Söz alan bir başka şoför yaşadığı sıkıntıyı şöyle anlattı:
“Derdimi anlatmak için vara gele, vara gele AK Partililerle akraba oldum. Kimseye derdimi anlatamıyorum. Ülkede hukuk olsa ben bu dertleri yaşar mıyım? Benim kızım hukukta okuyor. Yaşadıklarımı görüyor bana diyor ki böyle ülke mi olur? Böyle adalet olur mu?”
Ülkemizde 680 binin üzerinde nakliyecimiz var. Bu görmezden gelinecek bir sayı değil. Elbette bir ülkede tek bir emekçi dahi sorun yaşamamalı, insanca muamele görmeli. Horlandığı duygusuna kapılmamalıdır. 680 bin emekçinin sesinin 27 yıldır duyulmaması devleti yönetenler ve devlet adına büyük bir ayıptır.
***
CHP Mersin Büyükşehir Belediyesi’nin düzenlediği “Büyük Nakliyeciler Buluşması”nda nakliyecilerin tır ve kamyon şoförlerinin anlattıklarını dinlerken 2021 yılında yaşadığımıza inanamadım.
“Kontağı durdurduğumuz anda hayat durur” diyen TIR şoförü haksız mı?
Kontağı çevirmediklerinde hayat durmaz mı?
TIR şoförleri deyip geçebilir miyiz? İhtiyaç duyduğumuz her şeyi yurt içinden, yurt dışından onlar taşıyorlar, getiriyorlar.

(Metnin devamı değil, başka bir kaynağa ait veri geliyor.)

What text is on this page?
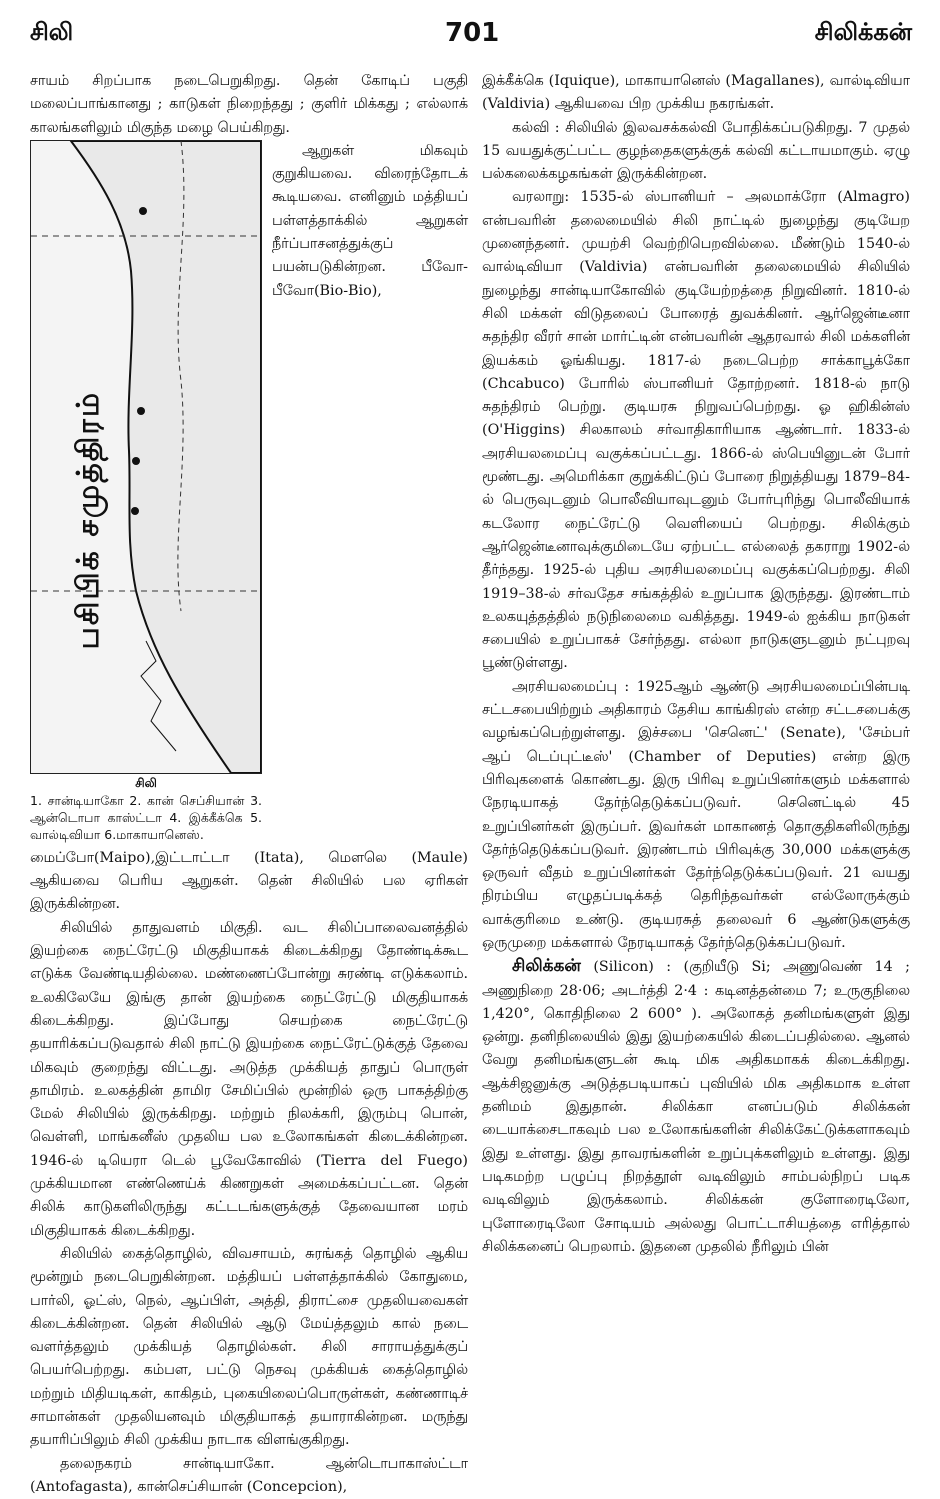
சிலி	701	சிலிக்கன்

சாயம் சிறப்பாக நடைபெறுகிறது. தென் கோடிப் பகுதி மலைப்பாங்கானது ; காடுகள் நிறைந்தது ; குளிர் மிக்கது ; எல்லாக் காலங்களிலும் மிகுந்த மழை பெய்கிறது.

பசிபிக் சமுத்திரம்
சிலி
1. சான்டியாகோ 2. கான் செப்சியான் 3. ஆன்டொபா காஸ்ட்டா 4. இக்கீக்கெ 5. வால்டிவியா 6.மாகாயானெஸ்.

ஆறுகள் மிகவும் குறுகியவை. விரைந்தோடக் கூடியவை. எனினும் மத்தியப் பள்ளத்தாக்கில் ஆறுகள் நீர்ப்பாசனத்துக்குப் பயன்படுகின்றன. பீவோ-பீவோ(Bio-Bio), மைப்போ(Maipo),இட்டாட்டா (Itata), மௌலெ (Maule) ஆகியவை பெரிய ஆறுகள். தென் சிலியில் பல ஏரிகள் இருக்கின்றன.

சிலியில் தாதுவளம் மிகுதி. வட சிலிப்பாலைவனத்தில் இயற்கை நைட்ரேட்டு மிகுதியாகக் கிடைக்கிறது தோண்டிக்கூட எடுக்க வேண்டியதில்லை. மண்ணைப்போன்று சுரண்டி எடுக்கலாம். உலகிலேயே இங்கு தான் இயற்கை நைட்ரேட்டு மிகுதியாகக் கிடைக்கிறது. இப்போது செயற்கை நைட்ரேட்டு தயாரிக்கப்படுவதால் சிலி நாட்டு இயற்கை நைட்ரேட்டுக்குத் தேவை மிகவும் குறைந்து விட்டது. அடுத்த முக்கியத் தாதுப் பொருள் தாமிரம். உலகத்தின் தாமிர சேமிப்பில் மூன்றில் ஒரு பாகத்திற்கு மேல் சிலியில் இருக்கிறது. மற்றும் நிலக்கரி, இரும்பு பொன், வெள்ளி, மாங்கனீஸ் முதலிய பல உலோகங்கள் கிடைக்கின்றன. 1946-ல் டியெரா டெல் பூவேகோவில் (Tierra del Fuego) முக்கியமான எண்ணெய்க் கிணறுகள் அமைக்கப்பட்டன. தென் சிலிக் காடுகளிலிருந்து கட்டடங்களுக்குத் தேவையான மரம் மிகுதியாகக் கிடைக்கிறது.

சிலியில் கைத்தொழில், விவசாயம், சுரங்கத் தொழில் ஆகிய மூன்றும் நடைபெறுகின்றன. மத்தியப் பள்ளத்தாக்கில் கோதுமை, பார்லி, ஓட்ஸ், நெல், ஆப்பிள், அத்தி, திராட்சை முதலியவைகள் கிடைக்கின்றன. தென் சிலியில் ஆடு மேய்த்தலும் கால் நடை வளர்த்தலும் முக்கியத் தொழில்கள். சிலி சாராயத்துக்குப் பெயர்பெற்றது. கம்பள, பட்டு நெசவு முக்கியக் கைத்தொழில் மற்றும் மிதியடிகள், காகிதம், புகையிலைப்பொருள்கள், கண்ணாடிச் சாமான்கள் முதலியனவும் மிகுதியாகத் தயாராகின்றன. மருந்து தயாரிப்பிலும் சிலி முக்கிய நாடாக விளங்குகிறது.

தலைநகரம் சான்டியாகோ. ஆன்டொபாகாஸ்ட்டா (Antofagasta), கான்செப்சியான் (Concepcion),

இக்கீக்கெ (Iquique), மாகாயானெஸ் (Magallanes), வால்டிவியா (Valdivia) ஆகியவை பிற முக்கிய நகரங்கள்.

கல்வி : சிலியில் இலவசக்கல்வி போதிக்கப்படுகிறது. 7 முதல் 15 வயதுக்குட்பட்ட குழந்தைகளுக்குக் கல்வி கட்டாயமாகும். ஏழு பல்கலைக்கழகங்கள் இருக்கின்றன.

வரலாறு: 1535-ல் ஸ்பானியர் – அலமாக்ரோ (Almagro) என்பவரின் தலைமையில் சிலி நாட்டில் நுழைந்து குடியேற முனைந்தனர். முயற்சி வெற்றிபெறவில்லை. மீண்டும் 1540-ல் வால்டிவியா (Valdivia) என்பவரின் தலைமையில் சிலியில் நுழைந்து சான்டியாகோவில் குடியேற்றத்தை நிறுவினர். 1810-ல் சிலி மக்கள் விடுதலைப் போரைத் துவக்கினர். ஆர்ஜென்டீனா சுதந்திர வீரர் சான் மார்ட்டின் என்பவரின் ஆதரவால் சிலி மக்களின் இயக்கம் ஓங்கியது. 1817-ல் நடைபெற்ற சாக்காபூக்கோ (Chcabuco) போரில் ஸ்பானியர் தோற்றனர். 1818-ல் நாடு சுதந்திரம் பெற்று. குடியரசு நிறுவப்பெற்றது. ஓ ஹிகின்ஸ் (O'Higgins) சிலகாலம் சர்வாதிகாரியாக ஆண்டார். 1833-ல் அரசியலமைப்பு வகுக்கப்பட்டது. 1866-ல் ஸ்பெயினுடன் போர் மூண்டது. அமெரிக்கா குறுக்கிட்டுப் போரை நிறுத்தியது 1879–84-ல் பெருவுடனும் பொலீவியாவுடனும் போர்புரிந்து பொலீவியாக் கடலோர நைட்ரேட்டு வெளியைப் பெற்றது. சிலிக்கும் ஆர்ஜென்டீனாவுக்குமிடையே ஏற்பட்ட எல்லைத் தகராறு 1902-ல் தீர்ந்தது. 1925-ல் புதிய அரசியலமைப்பு வகுக்கப்பெற்றது. சிலி 1919–38-ல் சர்வதேச சங்கத்தில் உறுப்பாக இருந்தது. இரண்டாம் உலகயுத்தத்தில் நடுநிலைமை வகித்தது. 1949-ல் ஐக்கிய நாடுகள் சபையில் உறுப்பாகச் சேர்ந்தது. எல்லா நாடுகளுடனும் நட்புறவு பூண்டுள்ளது.

அரசியலமைப்பு : 1925ஆம் ஆண்டு அரசியலமைப்பின்படி சட்டசபையிற்றும் அதிகாரம் தேசிய காங்கிரஸ் என்ற சட்டசபைக்கு வழங்கப்பெற்றுள்ளது. இச்சபை 'செனெட்' (Senate), 'சேம்பர் ஆப் டெப்புட்டீஸ்' (Chamber of Deputies) என்ற இரு பிரிவுகளைக் கொண்டது. இரு பிரிவு உறுப்பினர்களும் மக்களால் நேரடியாகத் தேர்ந்தெடுக்கப்படுவர். செனெட்டில் 45 உறுப்பினர்கள் இருப்பர். இவர்கள் மாகாணத் தொகுதிகளிலிருந்து தேர்ந்தெடுக்கப்படுவர். இரண்டாம் பிரிவுக்கு 30,000 மக்களுக்கு ஒருவர் வீதம் உறுப்பினர்கள் தேர்ந்தெடுக்கப்படுவர். 21 வயது நிரம்பிய எழுதப்படிக்கத் தெரிந்தவர்கள் எல்லோருக்கும் வாக்குரிமை உண்டு. குடியரசுத் தலைவர் 6 ஆண்டுகளுக்கு ஒருமுறை மக்களால் நேரடியாகத் தேர்ந்தெடுக்கப்படுவர்.

சிலிக்கன் (Silicon) : (குறியீடு Si; அணுவெண் 14 ; அணுநிறை 28·06; அடர்த்தி 2·4 : கடினத்தன்மை 7; உருகுநிலை 1,420°, கொதிநிலை 2 600° ). அலோகத் தனிமங்களுள் இது ஒன்று. தனிநிலையில் இது இயற்கையில் கிடைப்பதில்லை. ஆனல் வேறு தனிமங்களுடன் கூடி மிக அதிகமாகக் கிடைக்கிறது. ஆக்சிஜனுக்கு அடுத்தபடியாகப் புவியில் மிக அதிகமாக உள்ள தனிமம் இதுதான். சிலிக்கா எனப்படும் சிலிக்கன் டையாக்சைடாகவும் பல உலோகங்களின் சிலிக்கேட்டுக்களாகவும் இது உள்ளது. இது தாவரங்களின் உறுப்புக்களிலும் உள்ளது. இது படிகமற்ற பழுப்பு நிறத்தூள் வடிவிலும் சாம்பல்நிறப் படிக வடிவிலும் இருக்கலாம். சிலிக்கன் குளோரைடிலோ, புளோரைடிலோ சோடியம் அல்லது பொட்டாசியத்தை எரித்தால் சிலிக்கனைப் பெறலாம். இதனை முதலில் நீரிலும் பின்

Onlar olmazsa hayatın nasıl kilitlenip kaldığını İngiltere’de gördük. Avrupa Birliği’nden çıkan İngiltere’de yabancı TIR şoförleri artık serbestçe çalışamadığından bütün hayat durdu. Taşıma işleri yapılabilsin, hayat aksın, yaşam devam etsin diye ordu devreye sokuldu. İngiltere’de de TIR şoförlerinin çözüm bekleyen sorunları var. Ama bizim ülkemizdeki sorunlarlar biri de hukuk sorunu…
Az bir sayı değil, 680 bin kişi 27 yıldır insani koşullarda çalışabilmek için 27 yıldır seslerini duyurmaya çalışmış. Ancak duyan, işiten olmamış.
Dile getirdikleri talepler abartılı talepler değil. İnsanca yaşamak.
Domatesimizi, patatesimizi, soğanımızı taşıyanlar yorulduklarında insanca dinlenecekleri ve güven içerisinde uyuyacakları park alanları istiyorlar. İnsani ihtiyaçlarını gidermek için araçlarından uzaklaştıklarında mazotları çalınmasın istiyorlar.
Ülkesindeki köprüler, yollar bu kadar pahalı olmasın istiyorlar. Çok haklı olarak “Özal’ın yaptırdığı köprüler ucuzken yeni yapılan köprülerin, yolların geçiş ücretleri bu kadar fahiş” diye sorular. Haksızlar mı?
Yabancı plakalara sağlanan kolaylıklar bu ülkenin kendi plakalarına da sağlansın, devlet kendilerine sahip çıksın istiyorlar.
***
CHP lideri iktidar tarafından ihmal edilen, görmezden gelinen kitlelere dokunuyor, dertlerini dinliyor.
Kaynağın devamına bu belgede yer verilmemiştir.